Il s’agit d’une idée et d’une proposition d’utiliser la murale de l’hôpital comme source d’inspiration pour les activités visant à promouvoir les arts à Sudbury. Il a un certain nombre d’objectifs culturels : 

– Utiliser un édifice avec une histoire historique et sociale, et maintenant avec une signification artistique, comme une plate-forme pour exprimer des vues de la façon dont la communauté de Sudbury est en train de changer; 

– d’utiliser la murale de l’hôpital comme plate-forme et de se concentrer pour que les groupes artistiques de Sudbury tiennent leur propre appel pour des œuvres d’art;

– de servir de mécanisme pour encourager la participation à la communauté artistique de Sudbury;  

– soutenir le travail du Festival Up Here et soutenir en général les arts et leur vitalité à Sudbury. 

Réflexions et observations sur la murale de l’hôpital :

–  Bien que le maintien et l’évolution de son patrimoine minier, de sa culture et de son économie, Sudbury est aussi une ville où d’autres changements et transformations importants sont importants, ce qui est vrai et pertinent pour la façon dont les résidents de Sudbury ont contribué à transformer l’environnement de Sudbury, son établissement d’enseignement et son infrastructure scientifique :

 — La murale de l’hôpital, ses couleurs et sa taille, reflète-t-elle d’une façon ou d’une autre l’attitude de la collectivité et des résidents à l’égard du changement?

 — Et qu’en est-il de l’évolution de la diversité culturelle et sociale de Sudbury : les couleurs brillantes de la murale de l’hôpital en disent-elles aussi quelque chose au sujet de cette partie importante de notre paysage culturel et social?

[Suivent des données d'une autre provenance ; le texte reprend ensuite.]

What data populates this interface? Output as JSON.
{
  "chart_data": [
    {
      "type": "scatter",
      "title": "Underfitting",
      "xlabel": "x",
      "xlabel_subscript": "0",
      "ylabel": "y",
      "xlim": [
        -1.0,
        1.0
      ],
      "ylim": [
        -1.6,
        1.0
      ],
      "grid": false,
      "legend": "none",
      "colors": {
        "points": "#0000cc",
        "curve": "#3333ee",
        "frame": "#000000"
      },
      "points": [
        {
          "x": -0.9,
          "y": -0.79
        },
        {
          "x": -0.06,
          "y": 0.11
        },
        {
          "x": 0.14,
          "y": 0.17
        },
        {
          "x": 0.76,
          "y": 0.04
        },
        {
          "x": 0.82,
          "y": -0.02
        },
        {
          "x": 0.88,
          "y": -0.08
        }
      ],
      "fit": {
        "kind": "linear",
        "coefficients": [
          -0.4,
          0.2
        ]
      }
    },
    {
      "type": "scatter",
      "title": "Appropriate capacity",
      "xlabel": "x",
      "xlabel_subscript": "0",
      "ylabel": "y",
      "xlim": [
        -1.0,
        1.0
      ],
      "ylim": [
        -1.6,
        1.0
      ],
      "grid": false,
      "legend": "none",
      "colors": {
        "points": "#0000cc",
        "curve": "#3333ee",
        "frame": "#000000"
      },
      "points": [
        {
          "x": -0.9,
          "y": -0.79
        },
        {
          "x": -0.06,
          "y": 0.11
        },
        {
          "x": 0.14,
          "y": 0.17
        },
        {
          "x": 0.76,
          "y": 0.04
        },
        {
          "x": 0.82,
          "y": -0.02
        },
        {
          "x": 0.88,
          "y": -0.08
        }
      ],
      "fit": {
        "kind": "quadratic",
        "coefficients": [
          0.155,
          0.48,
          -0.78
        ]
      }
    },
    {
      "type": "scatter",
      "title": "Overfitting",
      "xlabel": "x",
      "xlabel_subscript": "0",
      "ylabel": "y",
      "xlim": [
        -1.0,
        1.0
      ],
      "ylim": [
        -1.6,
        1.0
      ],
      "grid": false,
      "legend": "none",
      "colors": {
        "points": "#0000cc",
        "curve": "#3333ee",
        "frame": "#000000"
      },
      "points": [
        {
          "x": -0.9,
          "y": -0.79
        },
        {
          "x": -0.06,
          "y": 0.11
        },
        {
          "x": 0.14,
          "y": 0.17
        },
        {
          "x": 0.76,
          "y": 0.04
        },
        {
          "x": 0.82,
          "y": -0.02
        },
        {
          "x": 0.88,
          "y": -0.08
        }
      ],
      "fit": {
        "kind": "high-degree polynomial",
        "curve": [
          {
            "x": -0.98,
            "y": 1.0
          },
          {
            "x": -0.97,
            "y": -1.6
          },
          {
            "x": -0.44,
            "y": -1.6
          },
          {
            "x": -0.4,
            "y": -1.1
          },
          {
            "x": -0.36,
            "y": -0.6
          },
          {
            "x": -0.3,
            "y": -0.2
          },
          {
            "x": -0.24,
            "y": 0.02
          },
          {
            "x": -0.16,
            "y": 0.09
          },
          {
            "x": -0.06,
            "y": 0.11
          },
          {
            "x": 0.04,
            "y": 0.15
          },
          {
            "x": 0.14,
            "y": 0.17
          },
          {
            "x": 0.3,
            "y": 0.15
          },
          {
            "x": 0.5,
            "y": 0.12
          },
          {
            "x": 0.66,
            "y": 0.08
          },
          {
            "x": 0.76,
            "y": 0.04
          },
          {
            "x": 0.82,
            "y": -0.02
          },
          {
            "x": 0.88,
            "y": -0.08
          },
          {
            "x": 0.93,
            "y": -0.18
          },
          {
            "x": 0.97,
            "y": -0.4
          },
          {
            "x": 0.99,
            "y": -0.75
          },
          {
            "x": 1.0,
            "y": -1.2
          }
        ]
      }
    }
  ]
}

–   La murale continue d’attirer le public, qui utilise le stationnement de la ville adjacente comme un endroit pour se garer et prendre des photos

–   La murale a fait l’objet de critiques publiques dans les médias, contrecarrées par des opinions appuyant la contribution positive de la murale au paysage culturel;

–   Selon l’étude de la circulation de 2019 à Sudbury, des milliers de résidents (jusqu’à 35 000 par jour de 24 heures) passent et voient la murale, ce qui pourrait se passer dans l’esprit de tous ces résidents au sujet de leurs pensées au sujet de la murale, de la communauté artistique, de leur communauté en matière de gènes?  Si cela continue d’avoir un effet sur les résidents, quelle est la nature de cet effet?

–  Les gens verront-ils la murale différemment en hiver?  Qu’en est-il du statut temporaire et de la nature de la murale?

–  Y a-t-il un lien entre la peinture murale et la fonction originale de l’hôpital, en tant que lieu de guérison – les anciens patients de l’hôpital voient-ils quelque chose d’unique dans la murale?